The dfbeta Command - Linear Regression Post-estimation

This command generates a dfbeta value for each observation of each independent variable in your regression model. To calculate the dfbeta, Stata compares the coefficient value when an observation is included in the regression model, versus the coefficient value when the same observation is excluded. It does this for the coefficient values of each independent variable in the model. This generates a dfbeta value for each individual observation for each variable.

The dfbeta is used to help identify individual observations that are having an unusually high influence on your model. It is suggested by Belsley, Kuh, and Welsch (1980) that you should look closely at observations where the dfbeta is greater than 2 divided by the square root of N (total number of observations).

How to Use:

*Perform a regression, then

dfbeta, stub(new_varname)

Worked Example:

In this example I use the auto dataset. I am going to generate a linear regression, and then use dfbeta to identify individual observations that are skewing my regression model. In the command pane I type the following:

sysuse auto, clear
regress price mpg rep78
dfbeta, stub(beta)

From this I get the following output:

The dfbeta command has generated beta values for each observation for mpg (beta1) and rep78 (beta2). The 5 missing values are generated because in the rep78 variable there are 5 observations with a missing rep78 value. Stata excludes observations with missing values when generating a regression model.
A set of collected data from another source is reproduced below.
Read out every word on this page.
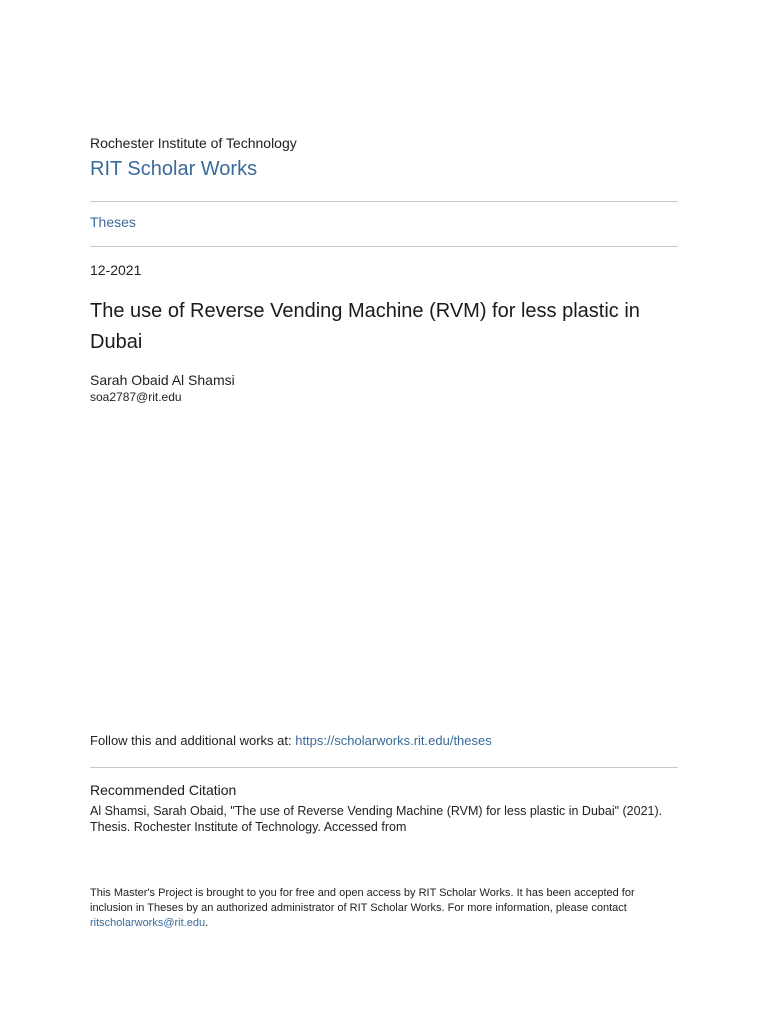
Rochester Institute of Technology
RIT Scholar Works
Theses
12-2021
The use of Reverse Vending Machine (RVM) for less plastic in Dubai
Sarah Obaid Al Shamsi
soa2787@rit.edu
Follow this and additional works at: https://scholarworks.rit.edu/theses
Recommended Citation
Al Shamsi, Sarah Obaid, "The use of Reverse Vending Machine (RVM) for less plastic in Dubai" (2021). Thesis. Rochester Institute of Technology. Accessed from
This Master's Project is brought to you for free and open access by RIT Scholar Works. It has been accepted for inclusion in Theses by an authorized administrator of RIT Scholar Works. For more information, please contact ritscholarworks@rit.edu.
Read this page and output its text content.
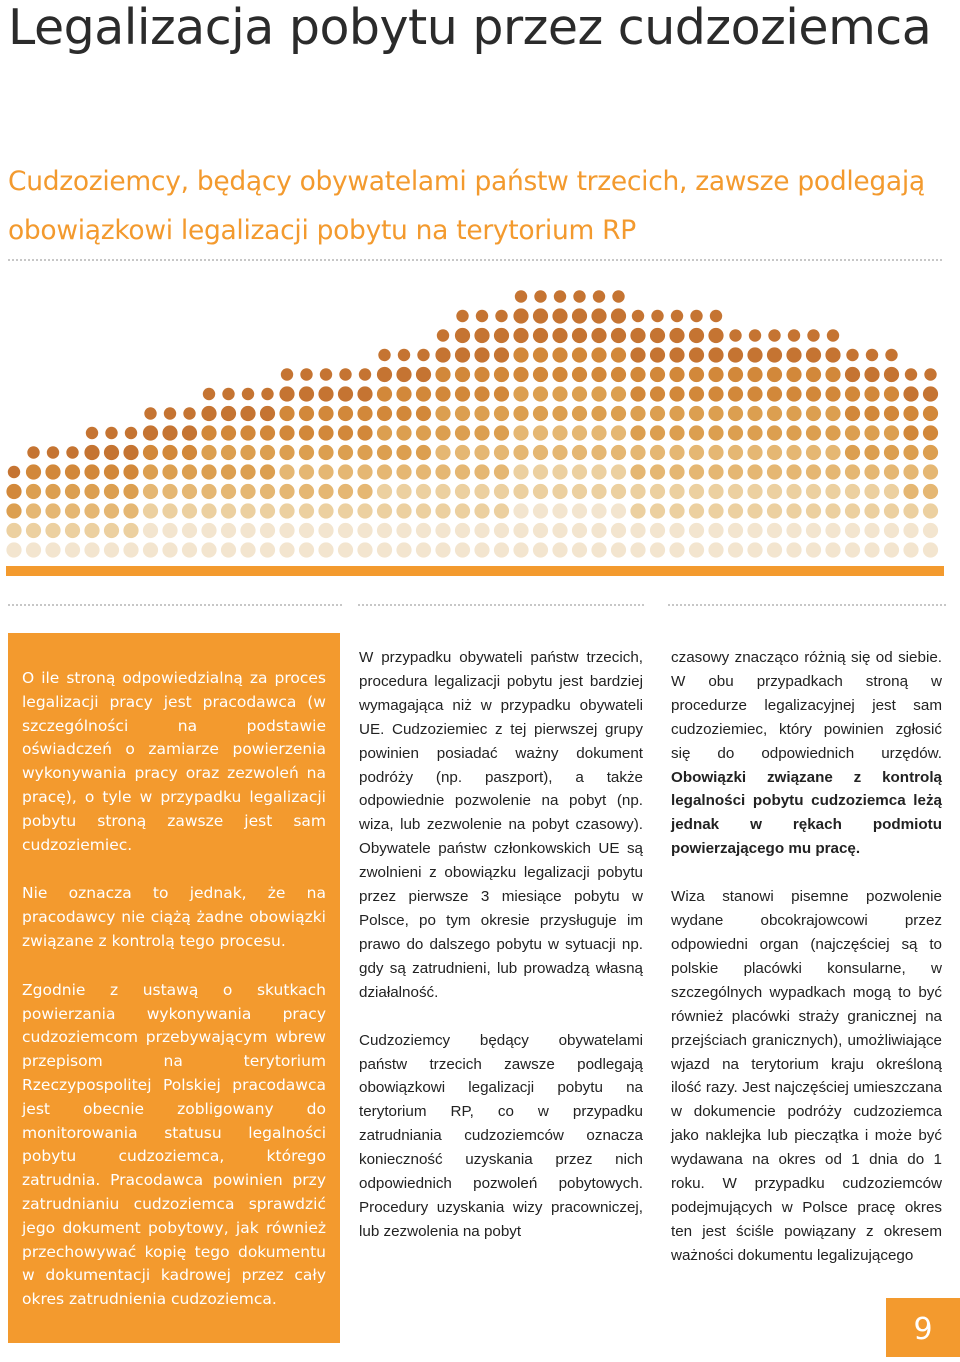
Legalizacja pobytu przez cudzoziemca
Cudzoziemcy, będący obywatelami państw trzecich, zawsze podlegają obowiązkowi legalizacji pobytu na terytorium RP

O ile stroną odpowiedzialną za proces legalizacji pracy jest pracodawca (w szczególności na podstawie oświadczeń o zamiarze powierzenia wykonywania pracy oraz zezwoleń na pracę), o tyle w przypadku legalizacji pobytu stroną zawsze jest sam cudzoziemiec.

Nie oznacza to jednak, że na pracodawcy nie ciążą żadne obowiązki związane z kontrolą tego procesu.

Zgodnie z ustawą o skutkach powierzania wykonywania pracy cudzoziemcom przebywającym wbrew przepisom na terytorium Rzeczypospolitej Polskiej pracodawca jest obecnie zobligowany do monitorowania statusu legalności pobytu cudzoziemca, którego zatrudnia. Pracodawca powinien przy zatrudnianiu cudzoziemca sprawdzić jego dokument pobytowy, jak również przechowywać kopię tego dokumentu w dokumentacji kadrowej przez cały okres zatrudnienia cudzoziemca.

W przypadku obywateli państw trzecich, procedura legalizacji pobytu jest bardziej wymagająca niż w przypadku obywateli UE. Cudzoziemiec z tej pierwszej grupy powinien posiadać ważny dokument podróży (np. paszport), a także odpowiednie pozwolenie na pobyt (np. wiza, lub zezwolenie na pobyt czasowy). Obywatele państw członkowskich UE są zwolnieni z obowiązku legalizacji pobytu przez pierwsze 3 miesiące pobytu w Polsce, po tym okresie przysługuje im prawo do dalszego pobytu w sytuacji np. gdy są zatrudnieni, lub prowadzą własną działalność.

Cudzoziemcy będący obywatelami państw trzecich zawsze podlegają obowiązkowi legalizacji pobytu na terytorium RP, co w przypadku zatrudniania cudzoziemców oznacza konieczność uzyskania przez nich odpowiednich pozwoleń pobytowych. Procedury uzyskania wizy pracowniczej, lub zezwolenia na pobyt

czasowy znacząco różnią się od siebie. W obu przypadkach stroną w procedurze legalizacyjnej jest sam cudzoziemiec, który powinien zgłosić się do odpowiednich urzędów. Obowiązki związane z kontrolą legalności pobytu cudzoziemca leżą jednak w rękach podmiotu powierzającego mu pracę.

Wiza stanowi pisemne pozwolenie wydane obcokrajowcowi przez odpowiedni organ (najczęściej są to polskie placówki konsularne, w szczególnych wypadkach mogą to być również placówki straży granicznej na przejściach granicznych), umożliwiające wjazd na terytorium kraju określoną ilość razy. Jest najczęściej umieszczana w dokumencie podróży cudzoziemca jako naklejka lub pieczątka i może być wydawana na okres od 1 dnia do 1 roku. W przypadku cudzoziemców podejmujących w Polsce pracę okres ten jest ściśle powiązany z okresem ważności dokumentu legalizującego

9
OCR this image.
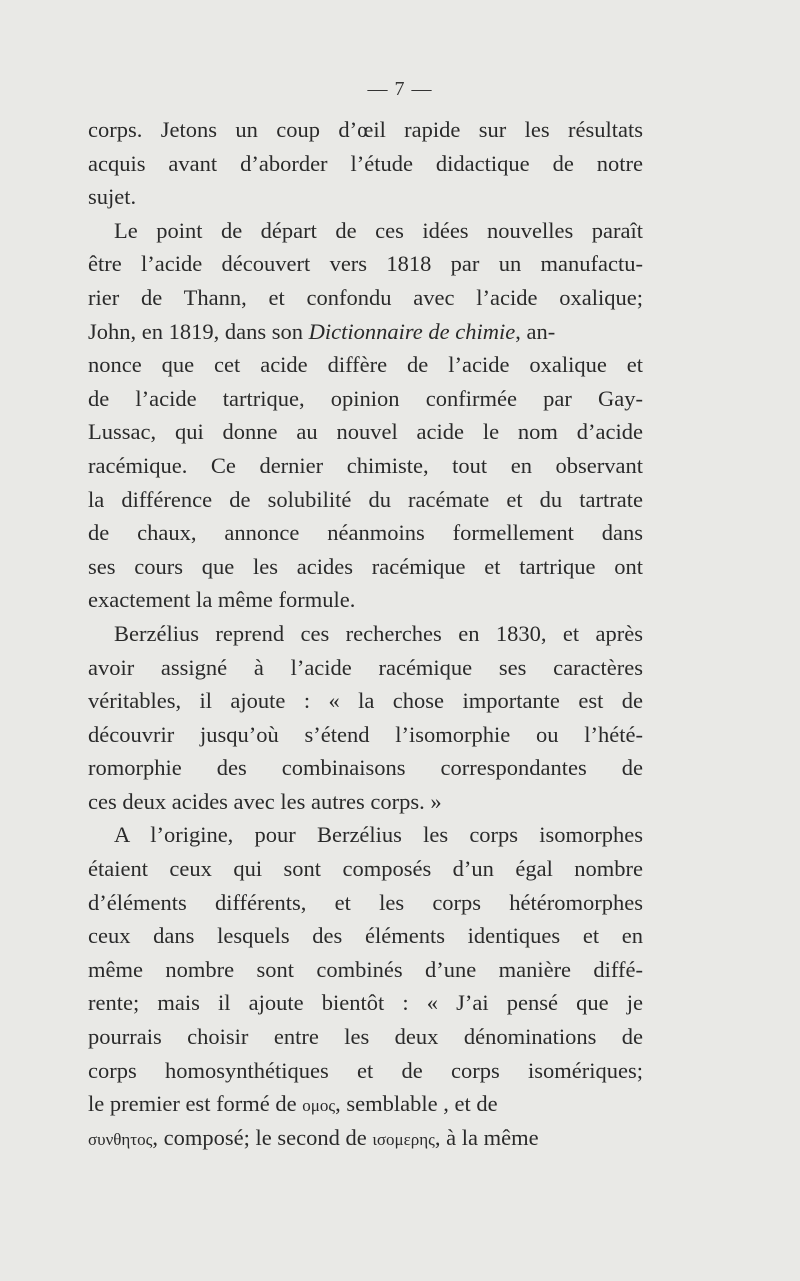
— 7 —
corps. Jetons un coup d’œil rapide sur les résultats
acquis avant d’aborder l’étude didactique de notre
sujet.
Le point de départ de ces idées nouvelles paraît
être l’acide découvert vers 1818 par un manufactu-
rier de Thann, et confondu avec l’acide oxalique;
John, en 1819, dans son Dictionnaire de chimie, an-
nonce que cet acide diffère de l’acide oxalique et
de l’acide tartrique, opinion confirmée par Gay-
Lussac, qui donne au nouvel acide le nom d’acide
racémique. Ce dernier chimiste, tout en observant
la différence de solubilité du racémate et du tartrate
de chaux, annonce néanmoins formellement dans
ses cours que les acides racémique et tartrique ont
exactement la même formule.
Berzélius reprend ces recherches en 1830, et après
avoir assigné à l’acide racémique ses caractères
véritables, il ajoute : « la chose importante est de
découvrir jusqu’où s’étend l’isomorphie ou l’hété-
romorphie des combinaisons correspondantes de
ces deux acides avec les autres corps. »
A l’origine, pour Berzélius les corps isomorphes
étaient ceux qui sont composés d’un égal nombre
d’éléments différents, et les corps hétéromorphes
ceux dans lesquels des éléments identiques et en
même nombre sont combinés d’une manière diffé-
rente; mais il ajoute bientôt : « J’ai pensé que je
pourrais choisir entre les deux dénominations de
corps homosynthétiques et de corps isomériques;
le premier est formé de ομος, semblable , et de
συνθητος, composé; le second de ισομερης, à la même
Now I want to look specifically for observations that are overly influential. Let’s use the formula from earlier (2/√69). This gives us a value of ~0.241, so we want to look for any beta values that are higher than this. In the command pane I type the following:

list make beta* if abs(beta1) > 0.241 & rep78 != . | abs(beta2) > 0.241 & rep78 != .

This lists the following 8 cars to the results pane:

The Cadillac Eldorado and Volvo 260 have a high impact on the coefficient for both mpg and rep78. All three Lincolns, as well as the Mercedes Cougar and the Volkswagen Diesel have a high impact on the coefficient for mpg, but a negligible impact on the rep78 coefficient. Finally the Toyota Corona has a high impact on the rep78 coefficient.

These dfbetas suggest it is alright to leave the Lincoln Continental, Mercedes Cougar and Toyota Corona in the regression model. Though the dfbeta values of these cars are over the 0.241 threshold, they are only just over the cutoff. I am going to exclude the other five cars from the regression model to see if I can get a more uniform model.

The dfbeta values of the cars I think its alright to keep in the model are all under 0.26, and the dfbeta of the cars I want to exclude all easily exceed this value. I use this value as a cutoff to exclude the chosen five cars from my new regression model. In the command pane I type the following:

generate dummy = 0
replace dummy = 1 if abs(beta1) > 0.26 | abs(beta2) > 0.26
regress price mpg rep78 if dummy == 0

This gives me the following regression model:

Now we compare the two models to see how much of an impact our 5 cars were having on the first model. The best comparison to make is between the R-squared or adjusted-R-squared values for each model. The R-squared value is a measure of how much variance can be explained by your regression model. The adjusted-R-squared value is seen as a more important indicator than the normal R-squared value in multiple linear regressions (linear regressions with more than one independent variable). This is because as you add more and more independent variables to a regression model, the normal R-squared will increase simply because there are more variables. The adjusted-R-squared accounts for this by penalizing you if you include variables with a weak or nonexistent relationship with the dependent variable. As we are looking at a multiple linear regression, we will compare the two adjusted R-squared values.

For the first model the adjusted R-squared is 0.2283, indicating the first model explains about 22.8% of the total variance. For the second model the adjusted R-squared is 0.1771, indicating the second model explains about 17.7% of the total variance. This is a difference of about 5%, with the second model explaining 5% less variance than the first.

This comparison shows the impact of the 5 now-excluded cars is quite significant. The difference between adjusted-R-squared values tells us that 0.0512 of the total 0.2283 from the first model was explained by 5 cars. That difference is about 22% of the total variance the first model explained (0.0512 / 0.2283 * 100).

In the first model there were 69 total observations, of which our 5 cars represented about 7% (5 / 69 * 100). However, that 7% was responsible for explaining about 22% (or just over one fifth) of the total variance the whole model explained. That is a significant influence, and it was giving us an over-positive estimate of the actual amount of variance explained by our regression model.

It is important to use dfbeta to look for overly-influential observations. In this analysis I simply removed any observations I regarded as overly-influential, however this is usually not the best way of dealing with this problem. The observations you identify with this command can include outliers you hadn’t yet identified, or other erroneous data. How you deal with these influential observations depends on what you discover about them.